Location. Location. Location.
That’s my take-away from sampling vineyard-specific Russian River Valley wines courtesy of Gary Farrell Vineyards and Winery in California.
The four pinot noirs — ranging $55-$75 — were McDonald Mountain Vineyard, Bacigalupi Vineyard, Hallberg Vineyard and Martaella Vineyard. The three chardonnays — averaging about $60 — were Olivet Lane Vineyard, Rochioli Vineyard and Ritchie Vineyard.
These are wines generously past my wallet, perhaps past the pocketbooks of most of the wine writers on a nationwide Zoom presentation from Gary Farrell winemaker Theresa Heredia. The vineyard-designated wines we sampled are only available at the winery and to its wine club members. However, Gary Farrell Russian River Selection (blends) pinot noir and chardonnay are available in Triad wine stores and a few grocery stores.
The Russian River Valley is an appellation within the larger appellation of Sonoma. But even in this generally cooler growing region — thanks to proximity to the Pacific Ocean and San Pablo Bay and the fogs those bring — there are further micro-climates, distinct soil patterns and geographic quirks.

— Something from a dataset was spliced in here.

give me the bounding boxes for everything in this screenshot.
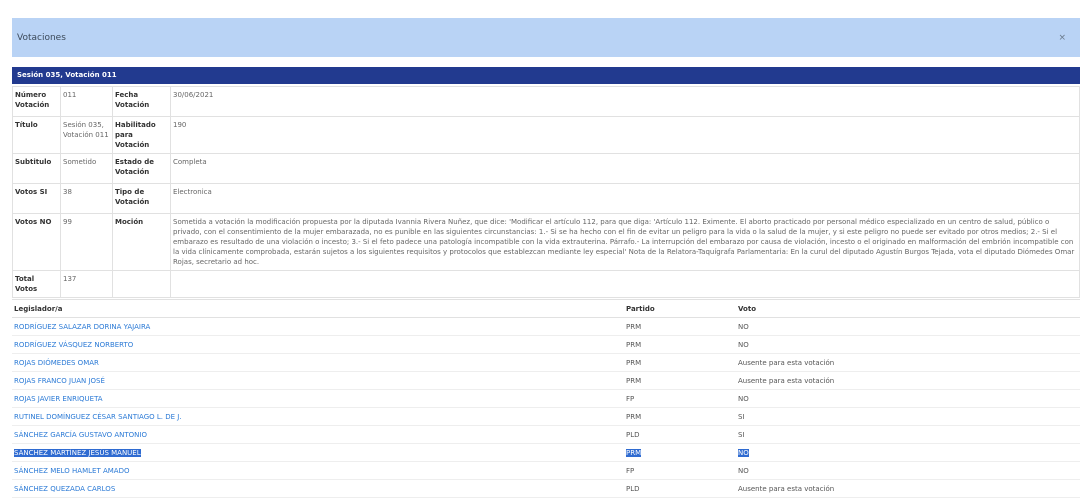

The Russian River Valley is one of the world’s best areas for pinot noir and chardonnay. Indeed, grapes from Bacigalupi Vineyard made Chateau Montelena’s winning wine at the 1972 Judgment in Paris competition against renowned French vineyards.

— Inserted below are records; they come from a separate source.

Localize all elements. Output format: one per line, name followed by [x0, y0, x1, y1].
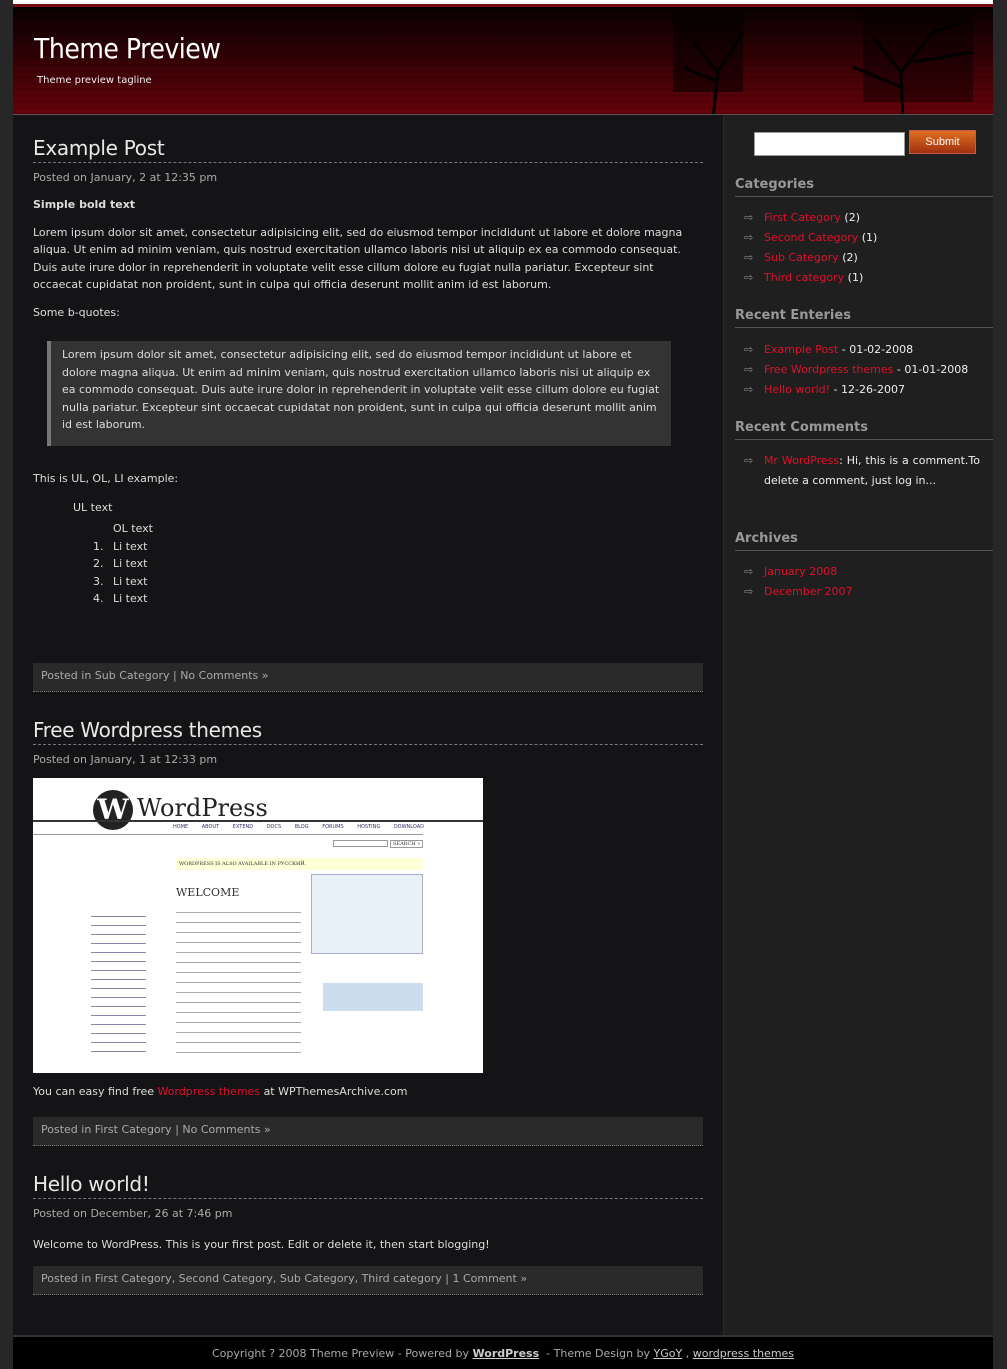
list-item: 1. Li text: [93, 539, 148, 553]
wordpress-screenshot-image: W WordPress HOME ABOUT EXTEND DOCS BLOG …: [33, 778, 483, 1073]
post-date: Posted on January, 2 at 12:35 pm: [33, 171, 218, 184]
post-free-themes: Free Wordpress themes Posted on January,…: [33, 718, 703, 1098]
comments-link[interactable]: No Comments »: [182, 1123, 270, 1136]
wordpress-logo-icon: W: [93, 790, 133, 830]
entry-link[interactable]: Free Wordpress themes: [764, 363, 893, 376]
bquote-intro: Some b-quotes:: [33, 305, 120, 319]
sidebar: Submit Categories First Category (2) Sec…: [723, 114, 993, 1335]
ul-text: UL text: [73, 501, 113, 514]
wordpress-link[interactable]: WordPress: [473, 1347, 540, 1360]
list-item: 4. Li text: [93, 592, 148, 605]
post-hello-world: Hello world! Posted on December, 26 at 7…: [33, 1172, 703, 1251]
ol-text: OL text: [113, 522, 153, 535]
list-item: December 2007: [744, 582, 980, 602]
comment-author-link[interactable]: Mr WordPress: [764, 454, 839, 467]
recent-comments-list: Mr WordPress: Hi, this is a comment.To d…: [744, 451, 980, 491]
post-meta: Posted in Sub Category | No Comments »: [33, 663, 703, 692]
archives-list: January 2008 December 2007: [744, 562, 980, 602]
screenshot-logo: WordPress: [137, 794, 268, 822]
post-paragraph: Lorem ipsum dolor sit amet, consectetur …: [33, 225, 683, 292]
widget-title-archives: Archives: [735, 531, 993, 551]
wordpress-themes-footer-link[interactable]: wordpress themes: [693, 1347, 794, 1360]
post-title[interactable]: Example Post: [33, 136, 703, 163]
category-link[interactable]: First Category: [95, 1123, 172, 1136]
category-link[interactable]: First Category, Second Category, Sub Cat…: [95, 1272, 442, 1285]
site-header: Theme Preview Theme preview tagline: [13, 0, 993, 114]
ygoy-link[interactable]: YGoY: [654, 1347, 683, 1360]
list-item: 3. Li text: [93, 574, 148, 588]
post-meta: Posted in First Category | No Comments »: [33, 1117, 703, 1146]
post-meta: Posted in First Category, Second Categor…: [33, 1266, 703, 1295]
wordpress-themes-link[interactable]: Wordpress themes: [158, 1085, 261, 1098]
screenshot-notice: WORDPRESS IS ALSO AVAILABLE IN РУССКИЙ.: [176, 858, 423, 870]
post-date: Posted on January, 1 at 12:33 pm: [33, 753, 218, 766]
list-item: First Category (2): [744, 208, 980, 228]
list-item: Free Wordpress themes - 01-01-2008: [744, 360, 980, 380]
list-item: Example Post - 01-02-2008: [744, 340, 980, 360]
widget-title-recent: Recent Enteries: [735, 308, 993, 328]
screenshot-welcome: WELCOME: [176, 886, 240, 899]
comments-link[interactable]: 1 Comment »: [452, 1272, 527, 1285]
widget-title-categories: Categories: [735, 177, 993, 197]
widget-title-comments: Recent Comments: [735, 420, 993, 440]
entry-link[interactable]: Hello world!: [764, 383, 830, 396]
post-date: Posted on December, 26 at 7:46 pm: [33, 1207, 233, 1220]
submit-button[interactable]: Submit: [909, 130, 976, 154]
list-item: Third category (1): [744, 268, 980, 288]
comments-link[interactable]: No Comments »: [180, 669, 268, 682]
category-link[interactable]: Sub Category: [764, 251, 839, 264]
post-paragraph: Welcome to WordPress. This is your first…: [33, 1238, 490, 1251]
category-link[interactable]: Third category: [764, 271, 844, 284]
post-paragraph: You can easy find free Wordpress themes …: [33, 1085, 408, 1098]
site-title[interactable]: Theme Preview: [34, 32, 221, 65]
post-title[interactable]: Free Wordpress themes: [33, 718, 703, 745]
footer: Copyright ? 2008 Theme Preview - Powered…: [13, 1335, 993, 1369]
page: Theme Preview Theme preview tagline Exam…: [13, 0, 993, 1369]
list-item: Sub Category (2): [744, 248, 980, 268]
content: Example Post Posted on January, 2 at 12:…: [13, 114, 723, 1335]
recent-entries-list: Example Post - 01-02-2008 Free Wordpress…: [744, 340, 980, 400]
archive-link[interactable]: January 2008: [764, 565, 837, 578]
entry-link[interactable]: Example Post: [764, 343, 838, 356]
blockquote: Lorem ipsum dolor sit amet, consectetur …: [47, 341, 671, 446]
ordered-list: OL text 1. Li text 2. Li text 3. Li text 4.…: [93, 520, 703, 608]
list-item: January 2008: [744, 562, 980, 582]
list-item: Hello world! - 12-26-2007: [744, 380, 980, 400]
site-tagline: Theme preview tagline: [37, 75, 152, 86]
list-item: Mr WordPress: Hi, this is a comment.To d…: [744, 451, 980, 491]
archive-link[interactable]: December 2007: [764, 585, 853, 598]
screenshot-search: SEARCH »: [390, 840, 424, 848]
list-intro: This is UL, OL, LI example:: [33, 471, 179, 485]
list-item: Second Category (1): [744, 228, 980, 248]
post-example: Example Post Posted on January, 2 at 12:…: [33, 136, 703, 608]
categories-list: First Category (2) Second Category (1) S…: [744, 208, 980, 288]
search-input[interactable]: [754, 132, 905, 156]
category-link[interactable]: Second Category: [764, 231, 858, 244]
category-link[interactable]: First Category: [764, 211, 841, 224]
category-link[interactable]: Sub Category: [95, 669, 170, 682]
bold-text: Simple bold text: [33, 198, 136, 211]
list-item: 2. Li text: [93, 557, 148, 570]
tree-silhouette-icon: [673, 12, 974, 114]
header-stripe: [13, 4, 993, 7]
screenshot-nav: HOME ABOUT EXTEND DOCS BLOG FORUMS HOSTI…: [173, 824, 425, 830]
post-title[interactable]: Hello world!: [33, 1172, 703, 1199]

I invited neighbors to this Farrell vineyard-specific tasting to hear from the winemaker, sample the wines and see if guest could pinpoint stylistic differences.
Think about it: Same Russian River Valley location. Same 2017 vintage. Same varietals. Same winemaker. Same harvest conditions.

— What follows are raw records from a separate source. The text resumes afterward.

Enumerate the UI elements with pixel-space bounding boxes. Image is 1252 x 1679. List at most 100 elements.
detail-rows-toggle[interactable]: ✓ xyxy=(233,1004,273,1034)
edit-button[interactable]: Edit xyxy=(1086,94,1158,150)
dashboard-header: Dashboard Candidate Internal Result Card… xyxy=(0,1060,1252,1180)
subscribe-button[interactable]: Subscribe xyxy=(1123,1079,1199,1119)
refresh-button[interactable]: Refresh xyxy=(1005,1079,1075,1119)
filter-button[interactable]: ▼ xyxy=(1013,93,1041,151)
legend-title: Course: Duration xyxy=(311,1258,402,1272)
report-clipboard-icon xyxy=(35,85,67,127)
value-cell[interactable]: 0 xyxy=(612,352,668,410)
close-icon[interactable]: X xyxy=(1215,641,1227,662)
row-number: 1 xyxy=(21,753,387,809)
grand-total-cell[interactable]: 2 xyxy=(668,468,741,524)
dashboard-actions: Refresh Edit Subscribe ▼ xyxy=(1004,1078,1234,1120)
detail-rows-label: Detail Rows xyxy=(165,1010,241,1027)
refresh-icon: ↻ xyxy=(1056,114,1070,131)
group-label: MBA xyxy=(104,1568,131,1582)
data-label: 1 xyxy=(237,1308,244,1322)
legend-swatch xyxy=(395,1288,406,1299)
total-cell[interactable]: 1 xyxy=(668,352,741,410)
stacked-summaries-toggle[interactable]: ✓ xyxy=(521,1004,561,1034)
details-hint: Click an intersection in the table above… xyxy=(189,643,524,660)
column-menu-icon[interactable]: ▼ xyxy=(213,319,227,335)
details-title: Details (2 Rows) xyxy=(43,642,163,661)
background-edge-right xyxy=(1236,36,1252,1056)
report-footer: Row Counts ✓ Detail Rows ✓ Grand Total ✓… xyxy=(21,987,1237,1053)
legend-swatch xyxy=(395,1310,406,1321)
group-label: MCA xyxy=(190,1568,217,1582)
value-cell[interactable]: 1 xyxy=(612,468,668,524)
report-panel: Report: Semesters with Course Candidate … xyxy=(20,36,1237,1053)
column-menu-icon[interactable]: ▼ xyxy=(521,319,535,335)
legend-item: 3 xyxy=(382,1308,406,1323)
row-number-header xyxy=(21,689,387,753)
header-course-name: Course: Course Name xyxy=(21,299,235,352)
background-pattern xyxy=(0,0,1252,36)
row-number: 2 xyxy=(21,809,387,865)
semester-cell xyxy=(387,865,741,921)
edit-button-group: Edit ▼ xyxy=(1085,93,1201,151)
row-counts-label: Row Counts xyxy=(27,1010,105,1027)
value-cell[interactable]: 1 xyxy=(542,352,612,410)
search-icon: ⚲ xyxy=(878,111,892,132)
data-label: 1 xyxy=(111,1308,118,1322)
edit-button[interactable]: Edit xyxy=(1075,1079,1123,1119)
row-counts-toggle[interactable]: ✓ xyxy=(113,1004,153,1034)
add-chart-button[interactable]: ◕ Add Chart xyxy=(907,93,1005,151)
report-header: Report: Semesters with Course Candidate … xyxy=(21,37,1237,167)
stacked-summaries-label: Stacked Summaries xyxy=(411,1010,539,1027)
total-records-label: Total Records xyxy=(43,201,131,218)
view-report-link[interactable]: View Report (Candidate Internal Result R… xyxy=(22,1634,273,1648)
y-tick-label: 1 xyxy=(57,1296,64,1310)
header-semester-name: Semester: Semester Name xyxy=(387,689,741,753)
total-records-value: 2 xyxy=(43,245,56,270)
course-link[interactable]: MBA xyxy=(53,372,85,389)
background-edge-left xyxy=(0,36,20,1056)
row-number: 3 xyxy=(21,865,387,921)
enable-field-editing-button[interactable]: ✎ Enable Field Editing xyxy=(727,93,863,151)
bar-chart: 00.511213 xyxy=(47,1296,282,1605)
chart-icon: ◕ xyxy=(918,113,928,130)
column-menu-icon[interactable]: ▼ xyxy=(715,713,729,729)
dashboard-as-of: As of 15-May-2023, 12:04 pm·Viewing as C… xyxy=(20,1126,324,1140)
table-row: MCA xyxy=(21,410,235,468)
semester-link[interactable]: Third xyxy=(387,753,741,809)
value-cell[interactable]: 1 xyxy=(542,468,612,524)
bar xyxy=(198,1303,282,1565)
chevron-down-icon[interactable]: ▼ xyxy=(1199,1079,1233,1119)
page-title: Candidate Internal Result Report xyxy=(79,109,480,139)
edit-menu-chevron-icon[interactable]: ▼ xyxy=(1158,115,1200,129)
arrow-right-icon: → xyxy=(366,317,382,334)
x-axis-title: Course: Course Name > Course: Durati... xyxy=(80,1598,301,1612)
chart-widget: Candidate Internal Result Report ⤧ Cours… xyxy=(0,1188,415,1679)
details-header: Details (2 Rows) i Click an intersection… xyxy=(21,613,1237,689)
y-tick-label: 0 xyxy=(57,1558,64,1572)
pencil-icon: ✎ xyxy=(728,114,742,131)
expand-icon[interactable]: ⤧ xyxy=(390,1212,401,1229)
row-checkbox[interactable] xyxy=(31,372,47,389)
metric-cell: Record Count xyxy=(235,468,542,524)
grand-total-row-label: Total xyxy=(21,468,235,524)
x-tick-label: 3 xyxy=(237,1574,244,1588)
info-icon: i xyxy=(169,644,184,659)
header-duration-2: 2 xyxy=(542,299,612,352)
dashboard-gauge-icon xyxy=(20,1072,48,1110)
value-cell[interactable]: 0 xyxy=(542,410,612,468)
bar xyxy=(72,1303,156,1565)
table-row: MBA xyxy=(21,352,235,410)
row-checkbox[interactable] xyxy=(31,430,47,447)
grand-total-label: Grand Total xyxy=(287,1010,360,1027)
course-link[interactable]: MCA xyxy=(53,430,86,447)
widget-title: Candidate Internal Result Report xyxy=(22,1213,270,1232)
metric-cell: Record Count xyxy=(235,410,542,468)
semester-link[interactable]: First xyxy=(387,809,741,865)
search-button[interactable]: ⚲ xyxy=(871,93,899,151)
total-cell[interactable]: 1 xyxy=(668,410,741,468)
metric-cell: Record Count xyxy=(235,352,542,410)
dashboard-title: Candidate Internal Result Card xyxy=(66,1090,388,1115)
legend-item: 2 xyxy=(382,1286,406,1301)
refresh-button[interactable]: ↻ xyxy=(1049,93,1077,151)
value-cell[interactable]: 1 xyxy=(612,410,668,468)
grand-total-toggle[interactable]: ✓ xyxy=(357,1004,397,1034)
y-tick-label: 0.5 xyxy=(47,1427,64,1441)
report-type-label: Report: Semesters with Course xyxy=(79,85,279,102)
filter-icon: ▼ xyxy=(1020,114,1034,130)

The difference? They were grown on different parcels influenced by their place of birth. Even within these vineyards, there are unique variations in micro-climate and terrain.
Gary Farrell Vineyards and Winery — founded in 1982 — chooses its grapes from 36 independent vineyards so its large portfolio of wines can vary. The Farrell brand is iconic in California. I liken its chardonnays and pinots to a Burgundian style.
So, could everyday enthusiasts detect differences and describe aromas and flavors? You bet. Sure, we haggled over when plum, cherry, black raspberry, caramel, clove, vanilla, violet, cola, lavender, cranberry, pomegranate, black tea, mushroom, licorice, strawberry, blueberry and smoke were more prominent in individual pinot noirs.
One chardonnay was creamier, another minerals in a glass, another showing elevated acids. Stone fruit in some, tropical fruit in another, citrus notes all around.
Did we agree on the profile of each? No. Everyone’s perceptions are different.
But the aha moment is how different vineyards within the same area allows the winemaker to bring out unique, site-specific, characteristics.
Doubt it? You could try this at home on a global scale (and on a budget), comparing syrah from France, Australia, Washington, South America, even North Carolina.
Or drill down farther, comparing pinot noir from Napa, Sonoma, Mendocino, Santa Barbara, the Central Coast in California — and for grins, throw in one from France.
Comparative tastings of the same varietal against different geographies large or small strengthens the palate, expands the vocabulary — and if you invite friends — elevates volume in the room.